Two episodes on this trip may help one ferret out the miasma of mystery. At the start of our trip in New York, while at the initial processing stage of ticketing and luggage checking, we discovered that we needed a visa in advance of flying to Vietnam. Our two responsible adult trip planners had misread the instructions. They got busy on their smart phones and unearthed an address in Saigon that offered the needed mediation with officials for a sizable fee. The man on the other end sounded convincing and our side was desperate enough to shell out the charges. The mediation worked fine with the airline staff that seemed to know of the option though they didn’t suggest it themselves. At the other end in Saigon our contact was waiting for us with a sign. We handed him our passports and he disappeared briefly before returning them and retreating to watch us un-intrusively from a distance. The border police, who obviously saw what was happening, formally instructed us to wait in line like everyone else. We did and when our turn came we were welcomed with a ready stamp, no questions asked. Our contact then met us on the other side of the line of immigration booths, welcomed us again, shook our hands and disappeared. Throughout he whole thing everyone maintained an air of respectable formality. Something about the way everyone involved conducted himself seemed deliberately unobtrusive and respectful of each other’s authority. It almost made mediation at a price honorable.

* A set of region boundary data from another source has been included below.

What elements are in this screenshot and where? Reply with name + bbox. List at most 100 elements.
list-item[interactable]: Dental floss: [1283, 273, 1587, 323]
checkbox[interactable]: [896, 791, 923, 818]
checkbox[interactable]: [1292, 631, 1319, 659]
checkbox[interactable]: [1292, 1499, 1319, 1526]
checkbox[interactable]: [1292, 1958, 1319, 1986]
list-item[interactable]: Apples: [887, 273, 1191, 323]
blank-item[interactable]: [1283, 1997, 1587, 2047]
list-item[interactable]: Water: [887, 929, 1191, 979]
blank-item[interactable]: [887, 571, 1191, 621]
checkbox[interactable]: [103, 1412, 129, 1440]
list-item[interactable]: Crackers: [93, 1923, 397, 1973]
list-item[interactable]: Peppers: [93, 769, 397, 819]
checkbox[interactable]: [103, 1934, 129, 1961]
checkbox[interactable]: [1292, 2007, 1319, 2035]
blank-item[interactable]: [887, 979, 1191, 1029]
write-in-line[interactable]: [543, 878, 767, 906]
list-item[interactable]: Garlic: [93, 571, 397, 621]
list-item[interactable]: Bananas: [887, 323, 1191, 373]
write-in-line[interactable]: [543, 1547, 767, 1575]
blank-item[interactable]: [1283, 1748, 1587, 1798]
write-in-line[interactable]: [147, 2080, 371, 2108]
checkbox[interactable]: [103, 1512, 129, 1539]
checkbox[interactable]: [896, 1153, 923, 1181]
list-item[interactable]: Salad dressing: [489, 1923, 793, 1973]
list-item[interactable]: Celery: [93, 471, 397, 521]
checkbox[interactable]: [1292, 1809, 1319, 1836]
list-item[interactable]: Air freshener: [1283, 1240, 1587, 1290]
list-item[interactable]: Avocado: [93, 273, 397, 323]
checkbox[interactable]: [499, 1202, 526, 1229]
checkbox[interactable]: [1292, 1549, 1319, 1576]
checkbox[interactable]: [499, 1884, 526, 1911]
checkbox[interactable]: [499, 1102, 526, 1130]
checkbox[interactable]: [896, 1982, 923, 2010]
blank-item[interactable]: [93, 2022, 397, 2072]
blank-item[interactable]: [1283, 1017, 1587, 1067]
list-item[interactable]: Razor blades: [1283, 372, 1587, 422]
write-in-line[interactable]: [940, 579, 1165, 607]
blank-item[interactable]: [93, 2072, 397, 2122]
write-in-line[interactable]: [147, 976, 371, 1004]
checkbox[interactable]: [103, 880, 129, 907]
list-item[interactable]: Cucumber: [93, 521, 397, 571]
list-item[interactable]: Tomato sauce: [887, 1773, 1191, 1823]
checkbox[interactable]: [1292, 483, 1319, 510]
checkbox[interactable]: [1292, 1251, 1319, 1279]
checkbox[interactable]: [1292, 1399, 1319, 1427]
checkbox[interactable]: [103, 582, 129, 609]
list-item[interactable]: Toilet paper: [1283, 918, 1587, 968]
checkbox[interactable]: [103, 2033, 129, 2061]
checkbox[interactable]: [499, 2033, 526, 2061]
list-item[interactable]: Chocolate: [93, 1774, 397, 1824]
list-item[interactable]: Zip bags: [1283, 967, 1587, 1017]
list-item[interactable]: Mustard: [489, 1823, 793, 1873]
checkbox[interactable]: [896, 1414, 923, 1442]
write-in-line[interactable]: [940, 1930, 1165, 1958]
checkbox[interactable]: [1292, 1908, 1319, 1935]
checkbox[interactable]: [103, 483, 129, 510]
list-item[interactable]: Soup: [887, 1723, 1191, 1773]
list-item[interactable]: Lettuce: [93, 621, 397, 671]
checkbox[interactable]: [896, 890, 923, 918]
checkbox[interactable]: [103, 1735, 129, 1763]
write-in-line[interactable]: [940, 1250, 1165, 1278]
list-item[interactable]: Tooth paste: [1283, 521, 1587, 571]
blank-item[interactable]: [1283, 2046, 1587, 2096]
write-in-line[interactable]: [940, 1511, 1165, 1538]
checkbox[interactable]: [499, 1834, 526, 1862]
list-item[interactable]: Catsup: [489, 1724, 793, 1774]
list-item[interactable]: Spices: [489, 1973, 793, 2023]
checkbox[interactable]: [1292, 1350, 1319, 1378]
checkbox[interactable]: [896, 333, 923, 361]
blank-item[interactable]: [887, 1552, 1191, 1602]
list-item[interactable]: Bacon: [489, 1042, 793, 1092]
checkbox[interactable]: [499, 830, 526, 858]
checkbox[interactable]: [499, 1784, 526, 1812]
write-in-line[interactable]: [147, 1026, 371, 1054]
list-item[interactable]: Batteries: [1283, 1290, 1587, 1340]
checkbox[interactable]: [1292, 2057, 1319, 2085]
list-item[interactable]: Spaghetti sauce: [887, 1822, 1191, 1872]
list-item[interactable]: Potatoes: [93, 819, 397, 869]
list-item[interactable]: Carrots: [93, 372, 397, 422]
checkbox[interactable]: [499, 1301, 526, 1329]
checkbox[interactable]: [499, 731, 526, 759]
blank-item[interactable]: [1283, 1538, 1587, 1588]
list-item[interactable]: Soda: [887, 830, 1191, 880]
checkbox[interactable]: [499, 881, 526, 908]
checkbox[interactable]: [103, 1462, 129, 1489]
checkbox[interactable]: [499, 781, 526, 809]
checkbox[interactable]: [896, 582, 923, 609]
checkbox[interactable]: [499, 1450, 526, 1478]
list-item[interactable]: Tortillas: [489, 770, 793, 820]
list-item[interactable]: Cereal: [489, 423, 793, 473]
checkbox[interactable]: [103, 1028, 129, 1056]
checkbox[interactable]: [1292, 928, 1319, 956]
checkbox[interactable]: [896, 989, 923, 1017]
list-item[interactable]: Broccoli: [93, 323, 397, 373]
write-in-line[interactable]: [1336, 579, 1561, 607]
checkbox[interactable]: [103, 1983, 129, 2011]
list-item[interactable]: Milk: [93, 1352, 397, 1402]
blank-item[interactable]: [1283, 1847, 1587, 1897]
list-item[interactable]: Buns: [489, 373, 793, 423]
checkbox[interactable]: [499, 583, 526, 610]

Arabic literary tradition permits me to end with the celebratory note of ‘wakhitamuha misk—the end is scented with musk,’ a romantic and flowery rendition of the epitaph ‘all is well that ends well.’ My wife’s childhood friend in Hawaii, who had taught English in South Vietnam in the 1960s and has since become a fan of all things Vietnamese, put us in touch with her friend, Dang Nhat Minh. He is a writer and a movie director of our age, perhaps the lead movie director in Vietnam, credited with rekindling the rapprochement process with the USA through his award-winning movies. We met for dinner on our last evening in Hanoi. Unfortunately, our nonexistent French and his modicum of French-y English limited the extent of our discourse. I itched to tell him about the struggle and success of ‘my friend’ in Galilee, Mohammad Bakri, and his trials and tribulations as the Palestinian movie director of Jenin Jenin. Perhaps it is not too late to invite Minh to come over sometime to Arrabeh on a private visit. Not only Mohammad but a whole slew of rising Palestinian movie directors we know or could easily contact can benefit from a lesson on how to tell one’s full truth without gaining the wrath of the powerful, how to reconcile your present with ‘their’ past. Or does that require educating all of Israel in peace-mindedness? Well, when Minh comes on his private visit to Arrabeh, ‘they’ all are invited.

As we stepped out of the restaurant we walked into an open ballroom dance marathon in the neighborhood’s public park. That seemed to sum it all up including the honor of meeting Minh and the love-hate relationship of colonizer and colonized, past and present. Rhoda, our daughter, and Seth, her husband, joined the locals in a Tango swirl before we said our goodbyes.